Maître chez lui

Alain Bergeron

Vendredi, 17 Mars 2017, 15:54

Photo Didier Debusschère / Agence QMI

Alex Harvey.

QUÉBEC - Plus personne ne résiste à Alex Harvey, pas même le fameux Abraham qui lui a cédé ses Plaines après sa victoire de vendredi au sprint individuel en style libre de 1,5 km, en ouverture des finales de la Coupe du monde de ski de fond.

Le Québécois est en train de nous jouer la symphonie d'un grand classique.

Champion mondial au 50 km il y a deux semaines, il débarque dans sa cour devant une couple de milliers de spectateurs et gagne la première des trois épreuves d'un minitour avec une certaine facilité pour raffermir son emprise sur son troisième rang au cumulatif de la saison.

Son coup de vendredi ressemblait à un message pour la concurrence et le Finlandais Matti Hekkinen qui le suit au classement, du genre: «Vous êtes ici chez moi».

«Je pense que j'aurais pu gagner contre n'importe qui aujourd'hui», a exprimé l'athlète de Saint-Ferréol qui, après avoir fini quatrième aux qualifications un peu plus tôt, a remporté chacune des trois rondes finales.

Heureux comme en Finlande

Au terme de l'ultime course, après avoir passé le Norvégien Finn Haagen Krogh sur sa droite dans les 50 derniers mètres, il a reproduit la même scène de déchaînement dans son entourage que lors de sa victoire du 4 mars en Finlande.

Son ami et farteur de l'équipe canadienne, Simon Boisvert, lui a sauté dans les bras. Sa copine Sophie a enjambé une clôture pour lui faire la bise.

En guise de remerciement pour leur appui, le chouchou du jour a ensuite frappé dans les mains des spectateurs le long de la ligne d'arrivée.

«C'est proche, c'est vraiment pas loin», a livré Harvey comme comparaison aux sensations vécues dans les secondes suivant sa médaille d'or mondiale.

«Après avoir fini deuxième ici l'an passé (au sprint du Ski Tour), ça avait été des émotions incroyables.
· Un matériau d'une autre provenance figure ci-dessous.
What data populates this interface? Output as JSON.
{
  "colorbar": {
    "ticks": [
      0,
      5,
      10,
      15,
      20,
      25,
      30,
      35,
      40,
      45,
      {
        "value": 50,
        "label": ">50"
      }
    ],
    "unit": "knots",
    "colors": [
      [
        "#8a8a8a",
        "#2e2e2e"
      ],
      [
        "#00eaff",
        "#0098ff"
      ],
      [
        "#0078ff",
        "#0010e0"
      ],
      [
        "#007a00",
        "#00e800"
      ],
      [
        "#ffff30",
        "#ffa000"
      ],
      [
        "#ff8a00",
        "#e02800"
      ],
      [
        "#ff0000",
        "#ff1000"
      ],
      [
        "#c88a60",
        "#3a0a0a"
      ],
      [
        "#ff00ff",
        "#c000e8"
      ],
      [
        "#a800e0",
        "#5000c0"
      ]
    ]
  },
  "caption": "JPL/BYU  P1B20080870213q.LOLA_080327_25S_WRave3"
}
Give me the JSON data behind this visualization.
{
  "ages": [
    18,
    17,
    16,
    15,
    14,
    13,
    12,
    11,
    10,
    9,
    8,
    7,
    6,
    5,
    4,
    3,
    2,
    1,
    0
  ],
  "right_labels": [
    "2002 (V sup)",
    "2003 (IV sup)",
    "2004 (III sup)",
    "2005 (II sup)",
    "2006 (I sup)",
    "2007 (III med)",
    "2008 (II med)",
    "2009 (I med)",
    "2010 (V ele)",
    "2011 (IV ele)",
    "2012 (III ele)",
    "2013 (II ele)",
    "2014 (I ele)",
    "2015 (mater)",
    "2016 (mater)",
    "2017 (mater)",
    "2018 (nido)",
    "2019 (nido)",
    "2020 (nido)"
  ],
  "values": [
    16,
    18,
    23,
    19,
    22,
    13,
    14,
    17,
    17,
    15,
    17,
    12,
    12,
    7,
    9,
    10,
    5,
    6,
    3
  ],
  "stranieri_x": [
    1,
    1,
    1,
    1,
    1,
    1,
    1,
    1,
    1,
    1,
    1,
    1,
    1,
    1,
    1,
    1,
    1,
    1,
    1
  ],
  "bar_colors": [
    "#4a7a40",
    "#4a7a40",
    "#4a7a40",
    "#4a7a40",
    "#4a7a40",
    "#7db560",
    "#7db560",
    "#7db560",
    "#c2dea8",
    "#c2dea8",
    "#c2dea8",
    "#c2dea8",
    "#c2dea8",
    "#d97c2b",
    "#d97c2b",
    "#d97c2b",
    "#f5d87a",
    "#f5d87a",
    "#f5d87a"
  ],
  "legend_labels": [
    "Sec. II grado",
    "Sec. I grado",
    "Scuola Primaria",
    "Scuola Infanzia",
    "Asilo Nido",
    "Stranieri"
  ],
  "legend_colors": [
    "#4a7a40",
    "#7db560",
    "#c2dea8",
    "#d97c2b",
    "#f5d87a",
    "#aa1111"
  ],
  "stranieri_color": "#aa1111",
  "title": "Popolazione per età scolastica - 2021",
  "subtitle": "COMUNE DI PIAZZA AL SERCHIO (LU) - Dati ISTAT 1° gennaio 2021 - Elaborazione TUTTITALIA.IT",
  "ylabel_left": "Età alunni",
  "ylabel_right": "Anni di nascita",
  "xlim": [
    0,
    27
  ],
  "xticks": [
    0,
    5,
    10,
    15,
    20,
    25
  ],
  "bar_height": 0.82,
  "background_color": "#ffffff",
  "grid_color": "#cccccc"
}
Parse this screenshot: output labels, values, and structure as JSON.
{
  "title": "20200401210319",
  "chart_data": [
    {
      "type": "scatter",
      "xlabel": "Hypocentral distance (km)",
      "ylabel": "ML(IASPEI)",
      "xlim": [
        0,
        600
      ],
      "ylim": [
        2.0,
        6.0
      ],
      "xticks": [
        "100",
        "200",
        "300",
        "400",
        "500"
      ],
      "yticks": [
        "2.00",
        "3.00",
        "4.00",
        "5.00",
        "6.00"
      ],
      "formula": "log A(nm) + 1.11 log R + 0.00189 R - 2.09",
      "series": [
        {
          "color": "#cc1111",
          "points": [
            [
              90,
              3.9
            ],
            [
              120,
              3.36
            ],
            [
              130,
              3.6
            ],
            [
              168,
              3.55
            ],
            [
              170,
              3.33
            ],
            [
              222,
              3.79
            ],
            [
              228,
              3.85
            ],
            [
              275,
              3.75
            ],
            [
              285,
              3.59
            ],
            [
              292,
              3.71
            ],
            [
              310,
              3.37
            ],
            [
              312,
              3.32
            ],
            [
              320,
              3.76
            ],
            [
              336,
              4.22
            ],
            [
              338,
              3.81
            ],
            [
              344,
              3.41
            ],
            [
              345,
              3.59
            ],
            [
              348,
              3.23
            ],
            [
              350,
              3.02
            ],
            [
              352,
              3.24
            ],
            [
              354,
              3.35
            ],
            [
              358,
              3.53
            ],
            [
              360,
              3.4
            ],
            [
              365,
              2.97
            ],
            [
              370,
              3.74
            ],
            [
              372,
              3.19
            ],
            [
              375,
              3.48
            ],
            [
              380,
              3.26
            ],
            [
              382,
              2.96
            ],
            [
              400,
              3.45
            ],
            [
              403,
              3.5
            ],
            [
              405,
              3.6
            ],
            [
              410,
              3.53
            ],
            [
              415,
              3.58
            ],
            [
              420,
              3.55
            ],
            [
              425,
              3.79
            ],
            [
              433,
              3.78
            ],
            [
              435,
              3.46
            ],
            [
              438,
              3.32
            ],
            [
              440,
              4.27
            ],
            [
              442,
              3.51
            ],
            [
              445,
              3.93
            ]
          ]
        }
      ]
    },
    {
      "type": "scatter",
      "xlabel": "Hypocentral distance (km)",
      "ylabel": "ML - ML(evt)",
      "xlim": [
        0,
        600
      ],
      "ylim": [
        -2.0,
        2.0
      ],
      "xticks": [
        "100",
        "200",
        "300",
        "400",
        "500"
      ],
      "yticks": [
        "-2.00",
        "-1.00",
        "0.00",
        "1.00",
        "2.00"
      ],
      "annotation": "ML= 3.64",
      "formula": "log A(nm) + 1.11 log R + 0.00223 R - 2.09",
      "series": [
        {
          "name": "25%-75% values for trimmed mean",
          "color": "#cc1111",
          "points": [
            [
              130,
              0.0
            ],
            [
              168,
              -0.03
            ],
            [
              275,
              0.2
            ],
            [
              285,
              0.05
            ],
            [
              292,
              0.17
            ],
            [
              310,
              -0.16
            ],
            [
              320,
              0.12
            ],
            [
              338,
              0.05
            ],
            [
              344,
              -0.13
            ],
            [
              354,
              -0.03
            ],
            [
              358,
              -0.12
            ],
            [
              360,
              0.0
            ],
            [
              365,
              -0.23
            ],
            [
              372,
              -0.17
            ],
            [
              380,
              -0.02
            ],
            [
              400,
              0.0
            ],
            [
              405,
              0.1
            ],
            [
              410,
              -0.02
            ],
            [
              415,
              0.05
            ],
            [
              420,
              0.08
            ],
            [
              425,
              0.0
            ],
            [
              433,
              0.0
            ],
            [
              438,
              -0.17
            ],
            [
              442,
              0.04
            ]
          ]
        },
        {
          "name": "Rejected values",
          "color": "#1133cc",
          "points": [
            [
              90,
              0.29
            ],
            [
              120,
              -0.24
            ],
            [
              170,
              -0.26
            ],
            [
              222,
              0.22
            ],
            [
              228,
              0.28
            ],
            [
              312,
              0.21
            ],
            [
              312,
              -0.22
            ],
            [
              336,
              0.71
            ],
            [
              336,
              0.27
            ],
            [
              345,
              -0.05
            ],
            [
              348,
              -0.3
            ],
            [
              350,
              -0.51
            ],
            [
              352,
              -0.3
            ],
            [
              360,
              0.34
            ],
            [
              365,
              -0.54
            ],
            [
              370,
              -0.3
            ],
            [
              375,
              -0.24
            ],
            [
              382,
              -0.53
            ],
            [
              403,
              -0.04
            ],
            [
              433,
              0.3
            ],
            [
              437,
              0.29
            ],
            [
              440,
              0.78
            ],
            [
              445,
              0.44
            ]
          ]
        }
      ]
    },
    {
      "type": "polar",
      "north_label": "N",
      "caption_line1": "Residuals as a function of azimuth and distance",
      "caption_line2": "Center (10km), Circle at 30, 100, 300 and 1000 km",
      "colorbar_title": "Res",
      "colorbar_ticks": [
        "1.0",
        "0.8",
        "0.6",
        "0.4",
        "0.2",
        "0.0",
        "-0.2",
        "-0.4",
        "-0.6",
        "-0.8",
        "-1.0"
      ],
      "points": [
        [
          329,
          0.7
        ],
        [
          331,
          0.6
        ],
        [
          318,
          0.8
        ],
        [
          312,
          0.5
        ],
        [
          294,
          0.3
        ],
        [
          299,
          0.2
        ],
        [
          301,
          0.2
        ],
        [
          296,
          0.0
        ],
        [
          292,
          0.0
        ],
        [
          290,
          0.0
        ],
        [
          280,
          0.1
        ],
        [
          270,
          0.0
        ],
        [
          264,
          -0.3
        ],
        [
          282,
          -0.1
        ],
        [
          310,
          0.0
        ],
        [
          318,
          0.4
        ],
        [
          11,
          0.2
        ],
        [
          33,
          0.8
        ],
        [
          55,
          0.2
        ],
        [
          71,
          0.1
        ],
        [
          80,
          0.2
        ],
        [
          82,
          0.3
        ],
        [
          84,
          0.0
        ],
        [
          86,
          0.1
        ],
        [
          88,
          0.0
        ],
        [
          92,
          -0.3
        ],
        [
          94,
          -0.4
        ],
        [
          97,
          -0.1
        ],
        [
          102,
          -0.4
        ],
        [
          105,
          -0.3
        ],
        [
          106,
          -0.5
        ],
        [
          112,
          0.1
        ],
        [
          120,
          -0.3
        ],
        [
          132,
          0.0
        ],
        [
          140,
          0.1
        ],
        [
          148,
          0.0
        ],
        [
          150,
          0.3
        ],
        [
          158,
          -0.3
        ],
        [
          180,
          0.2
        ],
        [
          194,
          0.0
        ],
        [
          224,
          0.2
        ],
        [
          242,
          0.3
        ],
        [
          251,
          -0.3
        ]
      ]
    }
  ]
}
Pouvoir doubler la mise, ça se compare, c'est vraiment proche parce que je suis à la maison. Tu ne peux pas rêver mieux que ça», a-t-il exprimé, lui pour qui il s'agit d'une deuxième victoire à un sprint individuel en Coupe du monde après celle de janvier 2014 en Pologne.

Sur des skis ignorés

Les aléas du fartage qui ont souvent causé des cauchemars dans le passé du champion l'ont épargné cet hiver. Encore vendredi, il avait sous les pieds des planches qui avaient été ignorées durant le 50 km des mondiaux, mais qu'il a étrennées avec succès.

«Il a couru avec la paire de skis qui était restée dans la boîte à Lahti. Il voulait garder cette paire pour la fin à son 50 km, mais ça allait tellement bien qu'il n'avait pas changé. Aujourd'hui [vendredi], on a sorti cette paire de la boîte», a raconté le farteur en chef de l'équipe, Yves Bilodeau, transporté par cette victoire, lui aussi dans sa ville natale.

«Il faut livrer la marchandise ici. Il y a du monde derrière, il y a une grosse organisation et il y a de l'argent», a voulu résumer Bilodeau.

En plus des skis, il y a aussi les jambes, faut croire! Deux semaines après son sacre mondial, Harvey volait encore sur la neige.

«On dirait que j'ai «peaké» trop tard. C'est plate pour les mondiaux, mais je vais me reprendre l'an prochain aux Olympiques», a badiné le skieur avec ironie.